🇦🇷  Si scrive Lionel Messi, si legge calcio

Aggiungere qualcosa a quanto osservato ieri sera, a margine della prima semifinale del Mondiale 2022 vinta 3-0 dall’Argentina sulla Croazia, appare decisamente complicato. Una Seleccion cinica nello sfruttare le disattenzioni della difesa avversaria, dopo una prima mezz’ora di gara egregiamente condotta da Modric e compagni sul piano della gestione e della mentalità, e poi un uragano che ha pian piano sbriciolato le convinzioni della truppa di Dalic apparsa, con il passare dei minuti, impotente dinanzi a un fenomeno che sembrava avere quasi del mistico: Lionel Messi. 

Una prova (l’ennesima nel torneo in corso di svolgimento in Qatar) spaziale, quella della Pulga, abile a incastonare il rigore del vantaggio all’incrocio dei pali, a porre in essere una prestazione totale sul piano tecnico, fisico e della leadership e a mettersi sulle spalle ancora una volta un’Albiceleste studiata, creata e coltivata nel segno del sette volte Pallone d’Oro. 

Un gruppo che vede nell’asso del Paris Saint-Germain la propria guida, il proprio condottiero e messo in piedi proprio nel segno, e nel solco, del diez rosarino. Un Leo come quello osservato in queste settimane non lo si vedeva dai tempi d’oro di Barcellona, probabilmente galvanizzato dalla convinzione di rappresentare la stella polare della Scaloneta, status oggettivamente non posseduto in via esclusiva a livello di club a causa della presenza di compagni di reparto altrettanto ingombranti, e dalla spasmodica voglia di raggiungere un qualcosa che – almeno fino a domenica pomeriggio – fin qui in carriera gli è sempre sfuggito.

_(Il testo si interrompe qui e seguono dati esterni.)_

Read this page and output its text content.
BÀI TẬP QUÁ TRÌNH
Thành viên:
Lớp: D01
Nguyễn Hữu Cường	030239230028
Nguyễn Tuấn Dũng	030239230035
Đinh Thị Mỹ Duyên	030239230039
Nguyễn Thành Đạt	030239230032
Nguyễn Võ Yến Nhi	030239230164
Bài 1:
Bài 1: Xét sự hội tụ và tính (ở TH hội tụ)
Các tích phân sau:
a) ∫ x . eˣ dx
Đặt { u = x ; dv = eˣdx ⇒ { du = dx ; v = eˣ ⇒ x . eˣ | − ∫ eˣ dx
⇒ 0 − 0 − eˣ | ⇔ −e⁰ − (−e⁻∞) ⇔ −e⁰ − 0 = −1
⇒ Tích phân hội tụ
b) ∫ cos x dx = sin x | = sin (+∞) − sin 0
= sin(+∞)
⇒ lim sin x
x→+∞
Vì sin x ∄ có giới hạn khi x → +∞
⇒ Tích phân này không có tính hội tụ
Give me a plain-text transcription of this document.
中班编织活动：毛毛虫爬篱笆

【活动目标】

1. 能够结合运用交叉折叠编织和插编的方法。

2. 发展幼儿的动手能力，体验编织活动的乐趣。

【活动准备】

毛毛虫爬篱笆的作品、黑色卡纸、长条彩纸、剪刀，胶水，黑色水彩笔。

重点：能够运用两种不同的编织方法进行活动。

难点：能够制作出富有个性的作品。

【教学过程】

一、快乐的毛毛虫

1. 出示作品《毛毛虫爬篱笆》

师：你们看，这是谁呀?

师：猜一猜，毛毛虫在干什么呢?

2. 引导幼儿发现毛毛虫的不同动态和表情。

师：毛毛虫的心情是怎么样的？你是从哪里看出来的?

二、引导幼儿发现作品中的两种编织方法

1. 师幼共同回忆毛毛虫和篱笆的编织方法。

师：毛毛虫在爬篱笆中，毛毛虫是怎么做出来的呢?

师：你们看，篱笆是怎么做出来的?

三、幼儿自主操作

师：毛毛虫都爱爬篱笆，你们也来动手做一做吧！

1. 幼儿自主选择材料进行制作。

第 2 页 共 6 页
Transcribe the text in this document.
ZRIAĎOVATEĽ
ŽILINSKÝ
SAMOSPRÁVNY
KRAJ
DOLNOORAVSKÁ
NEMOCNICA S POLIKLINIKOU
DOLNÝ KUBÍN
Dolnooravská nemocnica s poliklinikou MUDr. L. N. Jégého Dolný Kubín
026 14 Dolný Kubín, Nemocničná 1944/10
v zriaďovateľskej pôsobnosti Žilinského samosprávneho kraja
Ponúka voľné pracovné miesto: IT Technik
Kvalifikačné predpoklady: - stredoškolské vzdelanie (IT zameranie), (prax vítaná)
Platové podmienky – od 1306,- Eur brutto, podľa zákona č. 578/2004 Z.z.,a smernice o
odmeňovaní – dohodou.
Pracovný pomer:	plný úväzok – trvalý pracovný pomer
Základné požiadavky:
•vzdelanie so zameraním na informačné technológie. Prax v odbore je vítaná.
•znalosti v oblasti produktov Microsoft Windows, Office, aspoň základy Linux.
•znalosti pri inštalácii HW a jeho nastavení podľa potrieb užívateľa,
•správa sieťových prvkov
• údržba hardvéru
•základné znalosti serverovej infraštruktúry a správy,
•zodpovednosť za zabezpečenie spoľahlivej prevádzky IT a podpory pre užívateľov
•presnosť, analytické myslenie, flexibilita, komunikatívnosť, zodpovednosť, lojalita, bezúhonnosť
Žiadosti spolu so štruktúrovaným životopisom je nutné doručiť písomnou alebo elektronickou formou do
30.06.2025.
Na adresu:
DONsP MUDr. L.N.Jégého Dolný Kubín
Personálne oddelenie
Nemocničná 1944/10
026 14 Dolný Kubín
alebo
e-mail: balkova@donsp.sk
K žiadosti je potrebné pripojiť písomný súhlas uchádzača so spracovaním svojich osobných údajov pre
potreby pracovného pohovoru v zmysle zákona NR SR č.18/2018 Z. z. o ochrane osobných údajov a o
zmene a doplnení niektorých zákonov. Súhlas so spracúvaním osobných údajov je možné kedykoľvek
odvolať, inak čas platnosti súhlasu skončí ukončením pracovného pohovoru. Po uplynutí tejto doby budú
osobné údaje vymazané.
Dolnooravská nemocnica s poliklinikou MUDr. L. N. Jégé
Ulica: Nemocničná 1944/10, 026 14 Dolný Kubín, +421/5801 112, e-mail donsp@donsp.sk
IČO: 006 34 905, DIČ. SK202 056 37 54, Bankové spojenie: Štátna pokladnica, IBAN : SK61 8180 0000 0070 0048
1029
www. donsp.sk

Un Messi che si concede molte meno “pause” di quanto si sia visto negli ultimi anni durante i novanta minuti, che si abbassa fino alla propria trequarti con la voglia di toccare ogni pallone, che gestisce palla con l’eleganza di un ballerino di Tango e che disegna calcio in qualsiasi porzione del sipario sul quale è chiamato a recitare il proprio copione: la giocata su Gvardiol, miglior difensore del Mondiale e tra i più promettenti d’Europa, in occasione dell’assist per il tris sudamericano, poi, è pura poesia.

Riassumere cosa rappresenti Messi per l’Argentina – e per il calcio – sarebbe riduttivo e mai sufficientemente esaustivo per una figura che va ben oltre il rettangolo verde. Ci proviamo con alcuni semplici, ma fantascientifici numeri.

 

La freschezza di Julian Alvarez, la garra e il dinamismo di De Paul, Enzo Fernandez e Mac Allister, la solidità di Otamendi e Romero. 

Ma, soprattutto, la magia del gruppo, sommata a quella del suo capitano. Messi e il Mondiale, il Mondiale e Messi. Un binomio mai riuscito prima che ha spesso portato a escludere che la Pulga possa essere considerato il migliore della storia. Manca solo un ultimissimo step affinché ciò possa davvero avverarsi? Nel caso accadesse, come cambierà il giudizio su di lui? Se non dovesse accadere, invece, davvero quanto finora detto potrà essere mascherato da una singola gara, per quanto unica nel suo genere? Davvero, ciò, potrà incidere sulla valutazione complessiva di un campione totale?

Domande cui è difficile (se non impossibile) rispondere e che, indipendentemente dal risultato della finale, verranno consegnate alla storia per l’eternità.

Nel frattempo, però, dovremmo solo ringraziare di essere nati nell’epoca giusta per ammirare le gesta di un campione senza tempo, né luogo: si scrive Lionel Messi, si legge calcio.